Screening tests for Breast cancer include:

  • Mammogram: A mammogram is an X-ray of the breast. It can detect breast cancer early, long before you can feel a lump or have other symptoms. Early breast cancer is easier to treat. Having regular mammograms can lower your risk of dying from breast cancer. The recommendation is yearly mammograms from age 40.
  • Breast Magnetic Resonance Imaging (MRI): A breast MRI is a special scan of the breast. MRI is used along with mammograms to screen women who are at high risk for breast cancer.

A clinical breast exam is an examination by a doctor or nurse, who uses his or her hands to feel for lumps or other changes.

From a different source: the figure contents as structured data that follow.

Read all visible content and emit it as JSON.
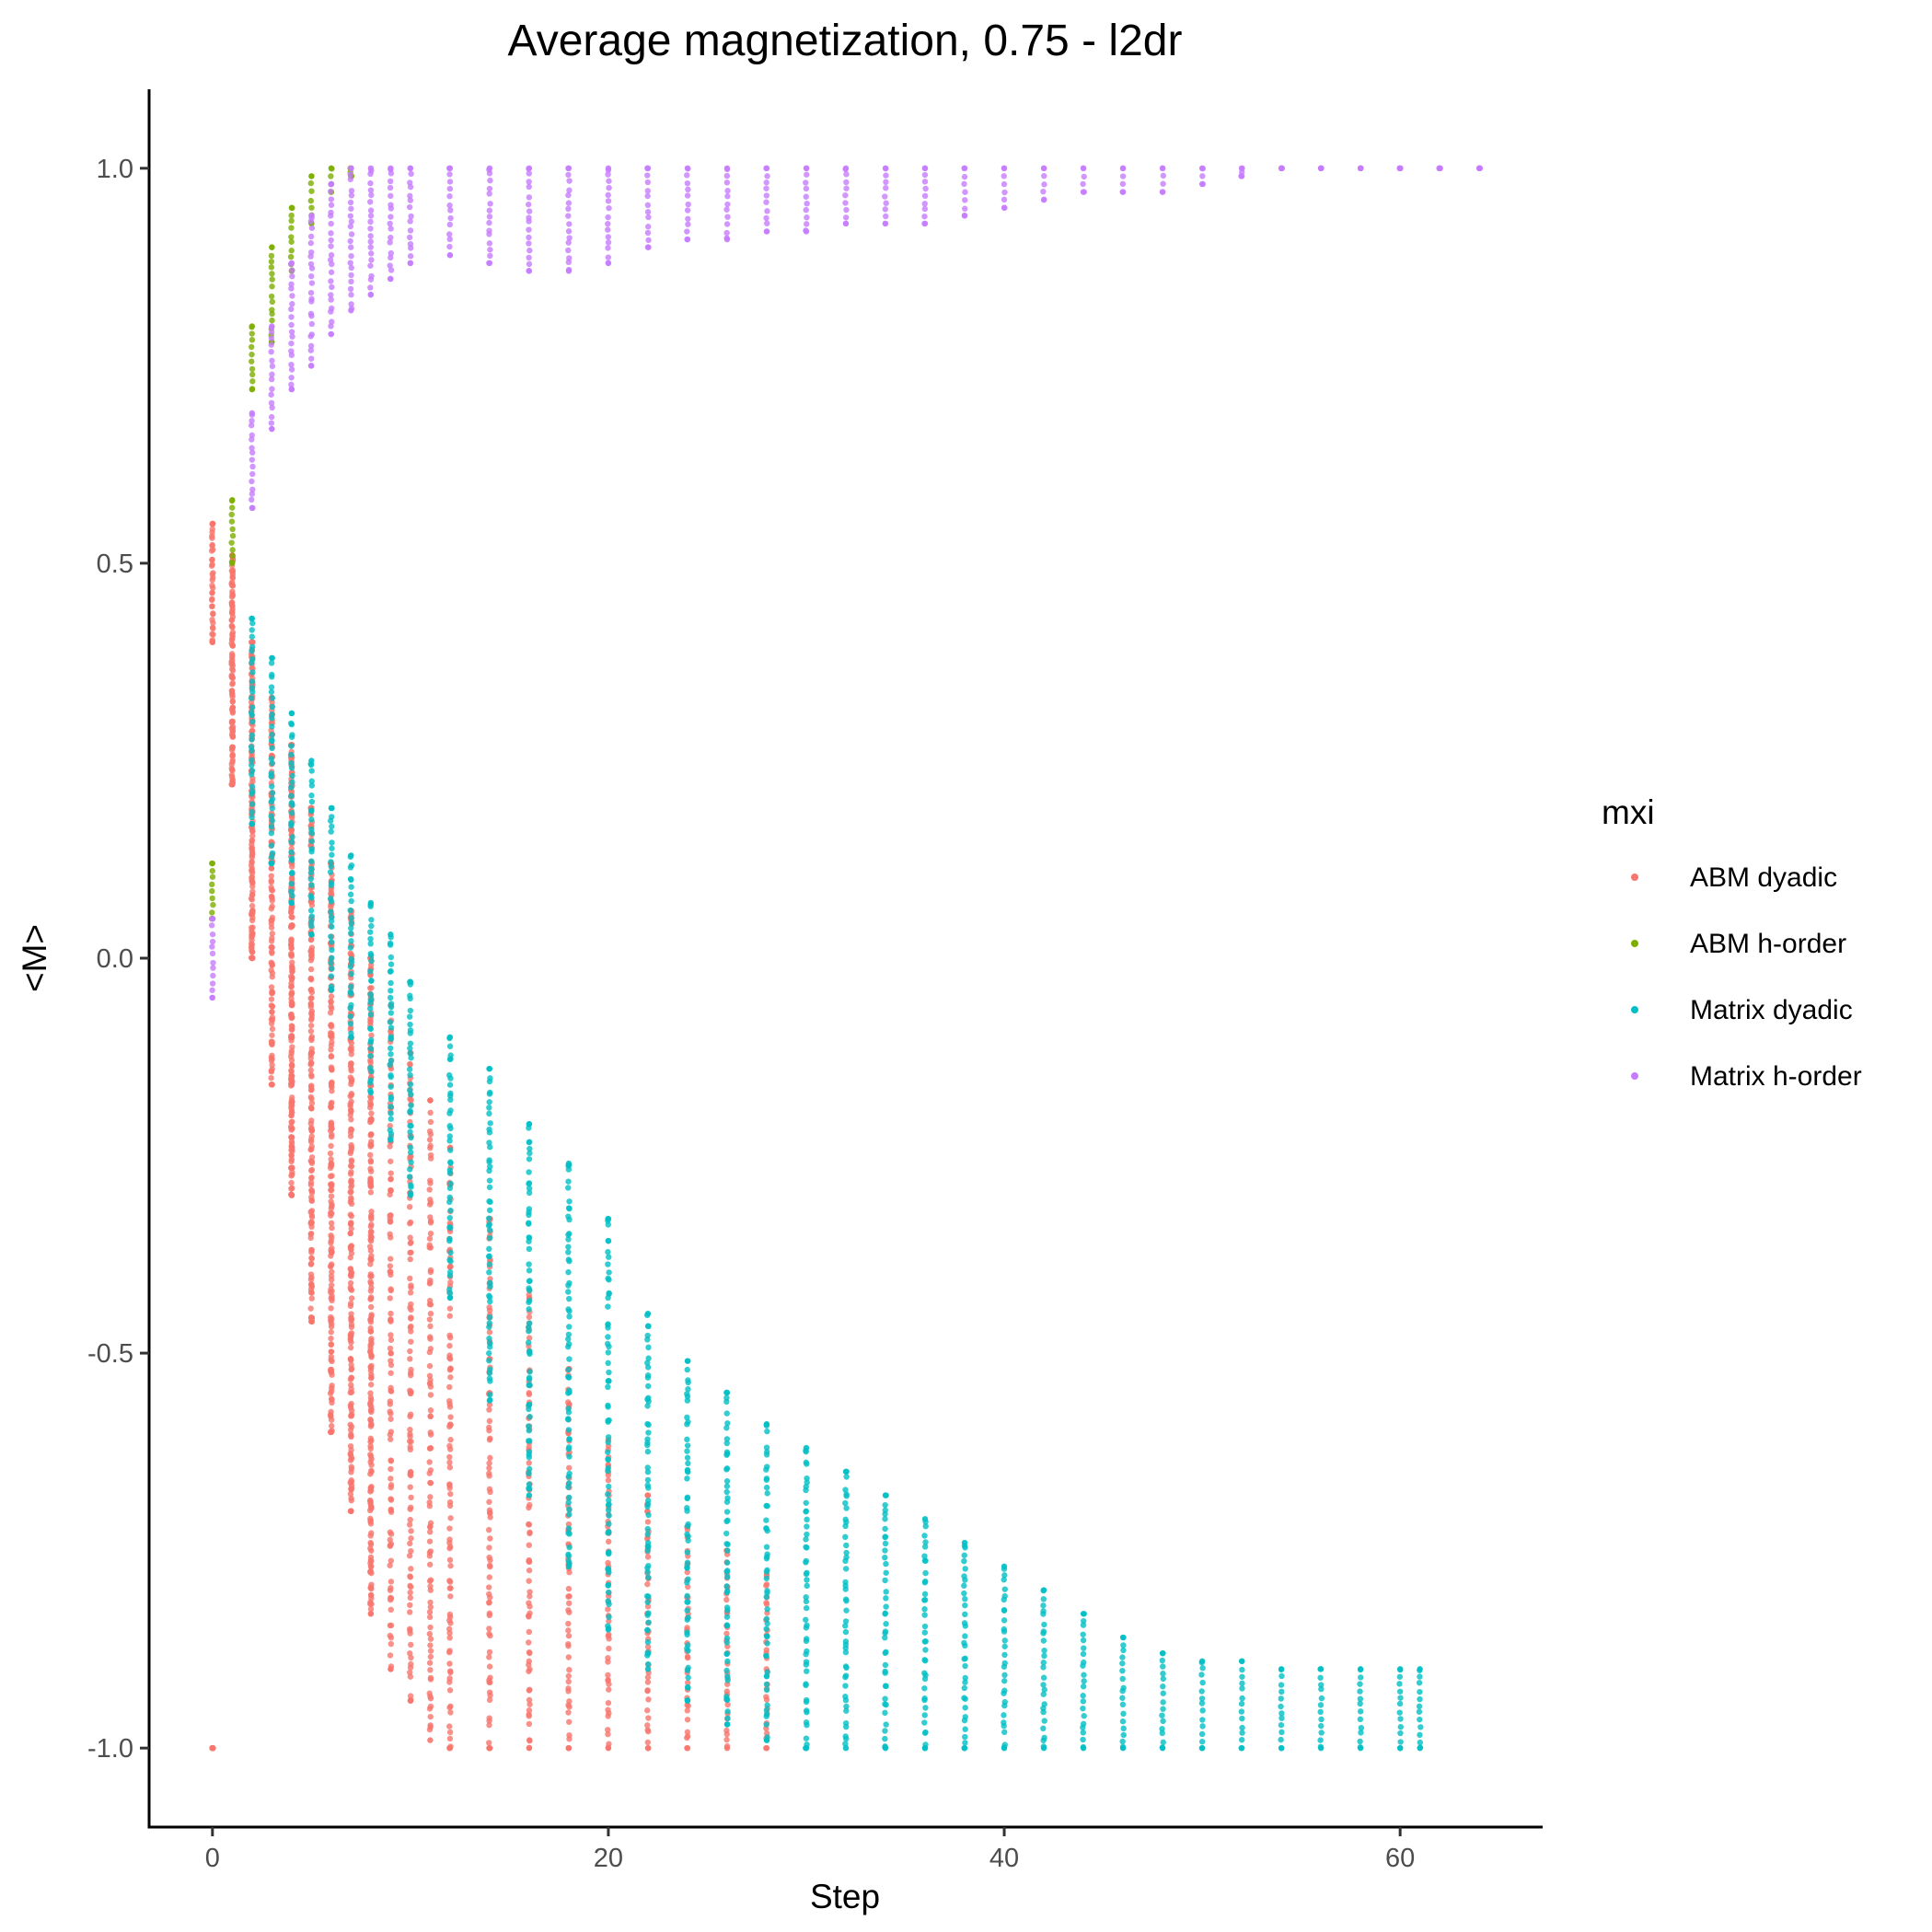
{
  "chart_data": {
    "type": "scatter",
    "title": "Average magnetization, 0.75 - l2dr",
    "xlabel": "Step",
    "ylabel": "<M>",
    "xlim": [
      -3.2,
      67.2
    ],
    "ylim": [
      -1.1,
      1.1
    ],
    "x_ticks": [
      0,
      20,
      40,
      60
    ],
    "x_tick_labels": [
      "0",
      "20",
      "40",
      "60"
    ],
    "y_ticks": [
      -1.0,
      -0.5,
      0.0,
      0.5,
      1.0
    ],
    "y_tick_labels": [
      "-1.0",
      "-0.5",
      "0.0",
      "0.5",
      "1.0"
    ],
    "grid": false,
    "legend": {
      "title": "mxi",
      "position": "right"
    },
    "series": [
      {
        "name": "ABM dyadic",
        "color": "#F8766D",
        "x": [
          0,
          0,
          0,
          0,
          1,
          1,
          1,
          2,
          2,
          2,
          3,
          3,
          4,
          4,
          4,
          5,
          5,
          6,
          6,
          7,
          7,
          8,
          8,
          9,
          10,
          11,
          12,
          14,
          16,
          18,
          20,
          22,
          24,
          26,
          28
        ],
        "y_min": [
          0.4,
          0.4,
          -1.0,
          -1.0,
          0.22,
          0.22,
          0.22,
          0.0,
          0.0,
          0.0,
          -0.16,
          -0.16,
          -0.3,
          -0.3,
          -0.3,
          -0.46,
          -0.46,
          -0.6,
          -0.6,
          -0.7,
          -0.7,
          -0.83,
          -0.83,
          -0.9,
          -0.94,
          -0.99,
          -1.0,
          -1.0,
          -1.0,
          -1.0,
          -1.0,
          -1.0,
          -1.0,
          -1.0,
          -1.0
        ],
        "y_max": [
          0.55,
          0.55,
          -1.0,
          -1.0,
          0.51,
          0.51,
          0.51,
          0.4,
          0.4,
          0.4,
          0.33,
          0.33,
          0.27,
          0.27,
          0.27,
          0.19,
          0.19,
          0.12,
          0.12,
          0.06,
          0.06,
          0.0,
          0.0,
          -0.06,
          -0.12,
          -0.18,
          -0.24,
          -0.33,
          -0.42,
          -0.52,
          -0.61,
          -0.68,
          -0.72,
          -0.75,
          -0.78
        ]
      },
      {
        "name": "ABM h-order",
        "color": "#7CAE00",
        "x": [
          0,
          1,
          2,
          3,
          4,
          5,
          6,
          7
        ],
        "y_min": [
          0.05,
          0.5,
          0.72,
          0.78,
          0.87,
          0.93,
          0.97,
          0.99
        ],
        "y_max": [
          0.12,
          0.58,
          0.8,
          0.9,
          0.95,
          0.99,
          1.0,
          1.0
        ]
      },
      {
        "name": "Matrix dyadic",
        "color": "#00BFC4",
        "x": [
          2,
          3,
          4,
          5,
          6,
          7,
          8,
          9,
          10,
          12,
          14,
          16,
          18,
          20,
          22,
          24,
          26,
          28,
          30,
          32,
          34,
          36,
          38,
          40,
          42,
          44,
          46,
          48,
          50,
          52,
          54,
          56,
          58,
          60,
          61
        ],
        "y_min": [
          0.17,
          0.12,
          0.07,
          0.03,
          -0.04,
          -0.1,
          -0.17,
          -0.23,
          -0.3,
          -0.43,
          -0.56,
          -0.68,
          -0.77,
          -0.85,
          -0.9,
          -0.94,
          -0.97,
          -0.99,
          -1.0,
          -1.0,
          -1.0,
          -1.0,
          -1.0,
          -1.0,
          -1.0,
          -1.0,
          -1.0,
          -1.0,
          -1.0,
          -1.0,
          -1.0,
          -1.0,
          -1.0,
          -1.0,
          -1.0
        ],
        "y_max": [
          0.43,
          0.38,
          0.31,
          0.25,
          0.19,
          0.13,
          0.07,
          0.03,
          -0.03,
          -0.1,
          -0.14,
          -0.21,
          -0.26,
          -0.33,
          -0.45,
          -0.51,
          -0.55,
          -0.59,
          -0.62,
          -0.65,
          -0.68,
          -0.71,
          -0.74,
          -0.77,
          -0.8,
          -0.83,
          -0.86,
          -0.88,
          -0.89,
          -0.89,
          -0.9,
          -0.9,
          -0.9,
          -0.9,
          -0.9
        ]
      },
      {
        "name": "Matrix h-order",
        "color": "#C77CFF",
        "x": [
          0,
          2,
          3,
          4,
          5,
          6,
          7,
          8,
          9,
          10,
          12,
          14,
          16,
          18,
          20,
          22,
          24,
          26,
          28,
          30,
          32,
          34,
          36,
          38,
          40,
          42,
          44,
          46,
          48,
          50,
          52,
          54,
          56,
          58,
          60,
          62,
          64
        ],
        "y_min": [
          -0.05,
          0.57,
          0.67,
          0.72,
          0.75,
          0.79,
          0.82,
          0.84,
          0.86,
          0.88,
          0.89,
          0.88,
          0.87,
          0.87,
          0.88,
          0.9,
          0.91,
          0.91,
          0.92,
          0.92,
          0.93,
          0.93,
          0.93,
          0.94,
          0.95,
          0.96,
          0.97,
          0.97,
          0.97,
          0.98,
          0.99,
          1.0,
          1.0,
          1.0,
          1.0,
          1.0,
          1.0
        ],
        "y_max": [
          0.05,
          0.69,
          0.8,
          0.88,
          0.94,
          0.98,
          1.0,
          1.0,
          1.0,
          1.0,
          1.0,
          1.0,
          1.0,
          1.0,
          1.0,
          1.0,
          1.0,
          1.0,
          1.0,
          1.0,
          1.0,
          1.0,
          1.0,
          1.0,
          1.0,
          1.0,
          1.0,
          1.0,
          1.0,
          1.0,
          1.0,
          1.0,
          1.0,
          1.0,
          1.0,
          1.0,
          1.0
        ]
      }
    ]
  }
}
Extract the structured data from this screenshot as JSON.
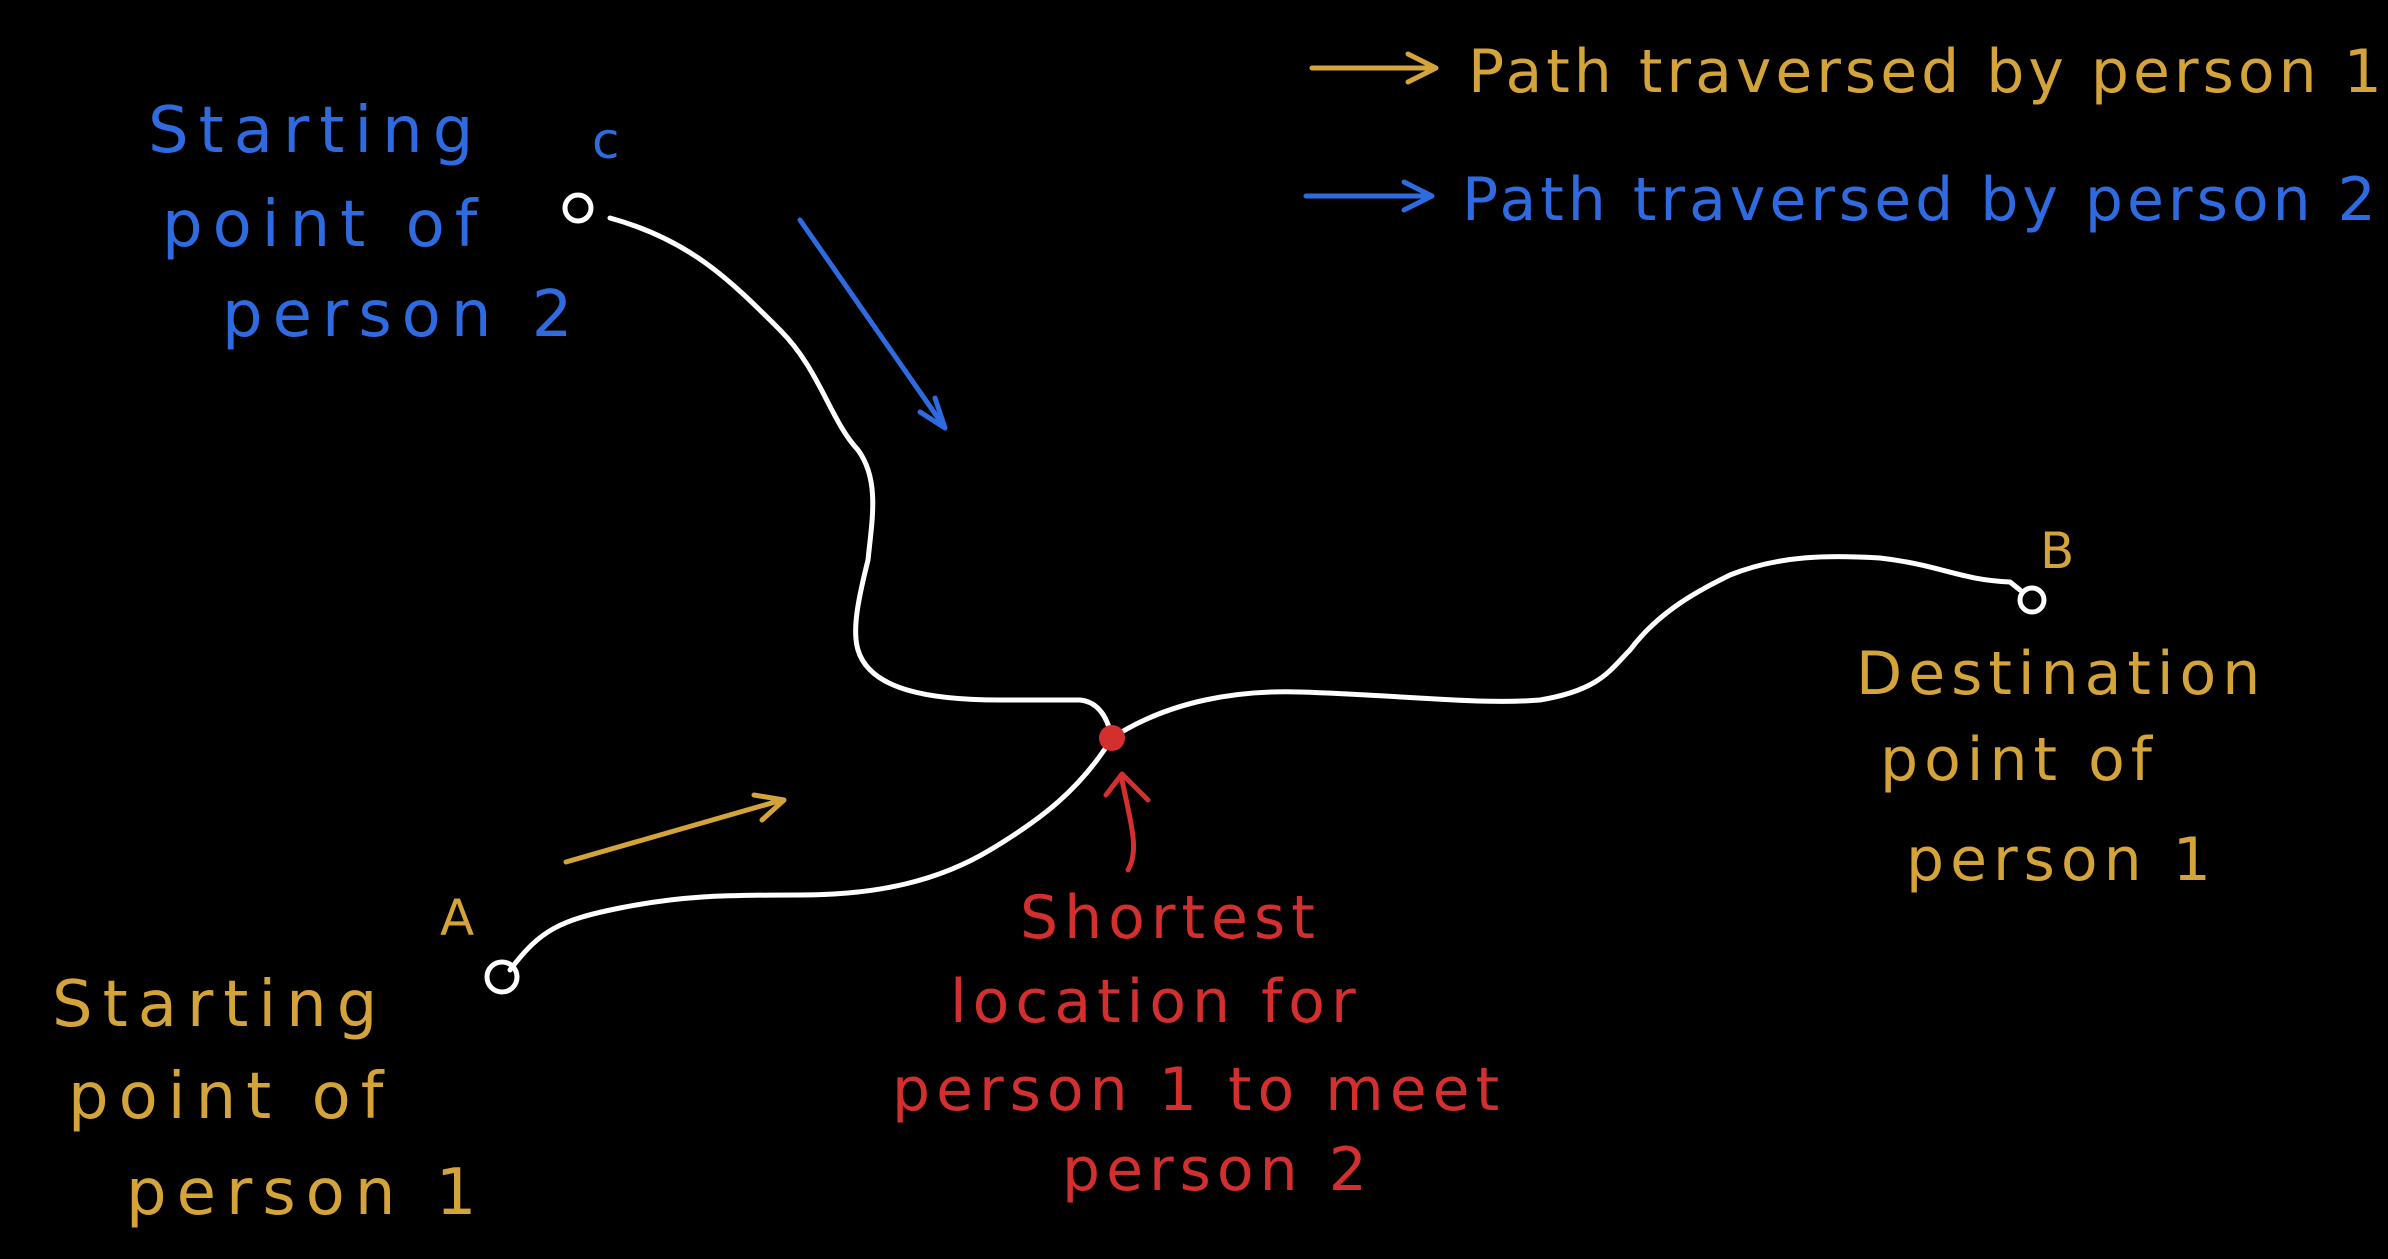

A breast self-exam is when you check your breasts for lumps, changes in size or shape of the breast, or any other changes in the breasts or armpit. It should be your monthly healthcare routine. A good time to check your breasts is about two weeks after the beginning of your menstrual cycle.

Being familiar with how your breasts look and feel can help you notice changes more quickly. Report any breast changes to your doctor immediately.


Is it possible to prevent Breast cancer?

Some of the things that put you at risk for breast cancer such as genetic, environmental, and societal factors, including access to health care, are not within your control. Lifestyle factors, however, such as not exercising, alcohol use and being overweight, that influence your risk of developing breast cancer are within your control.

Even if you have the genetic tendency for the condition, you can make lifestyle changes that can reduce your risk for Breast cancer:

  • Eat healthy foods
  • Exercise regularly – at least 30 minutes a day
  • Maintain a healthy weight
  • Become familiar with your breasts through breast self-exam for breast awareness.
  • If you drink, limit alcohol

Screening guidelines for early detection of Breast Cancer recommend that you begin yearly screening with a mammogram at age 40. Get screened sometime close to your birthday, so you don’t forget. That’s what I do!